Update: Tuesday June 27, 11 a.m.: New information from the fire incident center says the fire grew to more than 49,000 acres overnight and is now 10% contained. Meanwhile, "red flag" warnings remain in place because of the chance of more windy, dry and warm weather.
Wildfire crews in southern Utah braced themselves Monday for the possibility that winds might expand the Brian Head fire northward.
Lt. Gov. Spencer Cox toured the fire’s perimeter in a Blackhawk helicopter and spoke with reporters afterward at the Brian Head resort.
“More than anything, we want to remind citizens to please, please, please be careful,” he said.

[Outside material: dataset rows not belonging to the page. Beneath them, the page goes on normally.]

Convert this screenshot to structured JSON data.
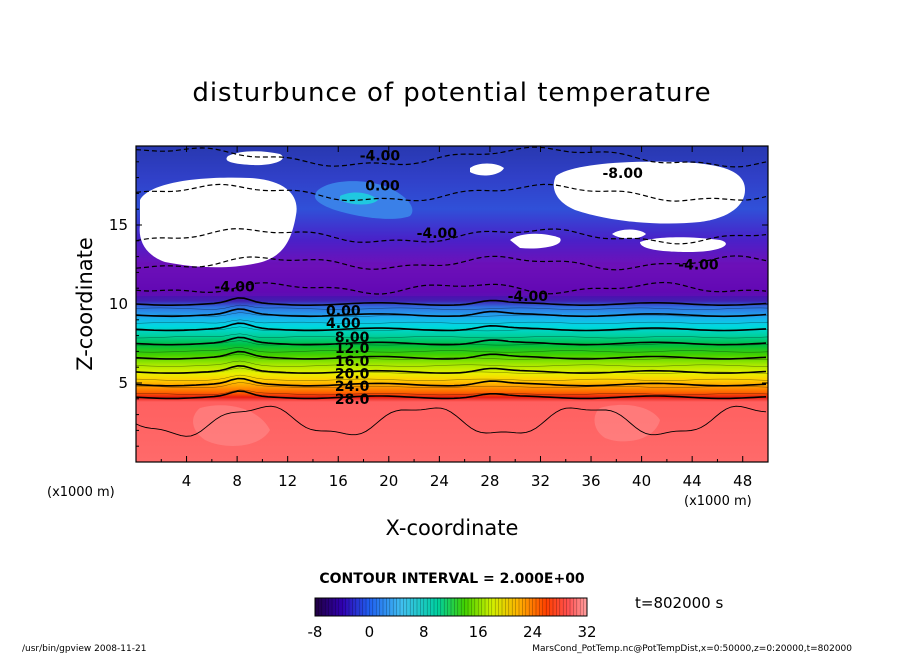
{
  "chart_data": {
    "type": "heatmap",
    "title": "disturbunce of potential temperature",
    "xlabel": "X-coordinate",
    "ylabel": "Z-coordinate",
    "x_unit": "(x1000 m)",
    "y_unit": "(x1000 m)",
    "xlim": [
      0,
      50
    ],
    "ylim": [
      0,
      20
    ],
    "x_ticks": [
      "4",
      "8",
      "12",
      "16",
      "20",
      "24",
      "28",
      "32",
      "36",
      "40",
      "44",
      "48"
    ],
    "y_ticks": [
      "5",
      "10",
      "15"
    ],
    "contour_interval": "CONTOUR INTERVAL = 2.000E+00",
    "time_label": "t=802000 s",
    "colorbar": {
      "min": -8,
      "max": 32,
      "ticks": [
        "-8",
        "0",
        "8",
        "16",
        "24",
        "32"
      ]
    },
    "stratified_levels": [
      {
        "z": 10.0,
        "value": 0
      },
      {
        "z": 9.3,
        "value": 4
      },
      {
        "z": 8.4,
        "value": 8
      },
      {
        "z": 7.5,
        "value": 12
      },
      {
        "z": 6.6,
        "value": 16
      },
      {
        "z": 5.7,
        "value": 20
      },
      {
        "z": 4.9,
        "value": 24
      },
      {
        "z": 4.1,
        "value": 28
      }
    ],
    "contour_labels": [
      {
        "text": "-4.00",
        "x": 19.3,
        "z": 19.4
      },
      {
        "text": "0.00",
        "x": 19.5,
        "z": 17.5
      },
      {
        "text": "-8.00",
        "x": 38.5,
        "z": 18.3
      },
      {
        "text": "-4.00",
        "x": 23.8,
        "z": 14.5
      },
      {
        "text": "-4.00",
        "x": 44.5,
        "z": 12.5
      },
      {
        "text": "-4.00",
        "x": 7.8,
        "z": 11.1
      },
      {
        "text": "-4.00",
        "x": 31.0,
        "z": 10.5
      },
      {
        "text": "0.00",
        "x": 16.4,
        "z": 9.6
      },
      {
        "text": "4.00",
        "x": 16.4,
        "z": 8.8
      },
      {
        "text": "8.00",
        "x": 17.1,
        "z": 7.9
      },
      {
        "text": "12.0",
        "x": 17.1,
        "z": 7.2
      },
      {
        "text": "16.0",
        "x": 17.1,
        "z": 6.4
      },
      {
        "text": "20.0",
        "x": 17.1,
        "z": 5.6
      },
      {
        "text": "24.0",
        "x": 17.1,
        "z": 4.8
      },
      {
        "text": "28.0",
        "x": 17.1,
        "z": 4.0
      }
    ]
  },
  "footer": {
    "left": "/usr/bin/gpview   2008-11-21",
    "right": "MarsCond_PotTemp.nc@PotTempDist,x=0:50000,z=0:20000,t=802000"
  },
  "colors": {
    "high": "#ff6464",
    "mid": "#00c800",
    "low": "#4000a0"
  }
}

Cox pointed out that this year’s big snowpack and full reservoirs might be deceiving. The fire risk remains high, with the National Weather Service issuing a red-flag warning for much of southern Utah thanks to expected wind gusts into the night.
“People are not being careful enough,” he said, noting that several other human-caused fires had broken out over the weekend. “And, so, we’re just begging you, especially as we’re moving into drier times, the wind’s picking up, please be careful.”
Fire officials said midday Monday that more than 43,000 acres have already burned. The fire’s 10 percent contained and has destroyed more than a dozen cabins and other structures.
Cox said the estimated cost so far is around $10 million dollars and could be double that before it’s under control.
State Sen. Evan Vickers (R-Cedar City) said the Brian Head fire has caused anxiety locally because of the lost cabins and lost memories, as well as the safety of firefighters like his son-in-law.
“I hope that you recognize the sacrifice and the expertise that these firefighters bring,” said Vickers.
Also on Monday, a national fire prevention team landed in Salt Lake City to devise a statewide strategy going forward.
People have triggered 255 fires this year. That’s 91 percent of what’s already proven to be a busy fire year a full two months before the usual peak of the season. Most years, only 40% to 50% of Utah wildfires are human-caused.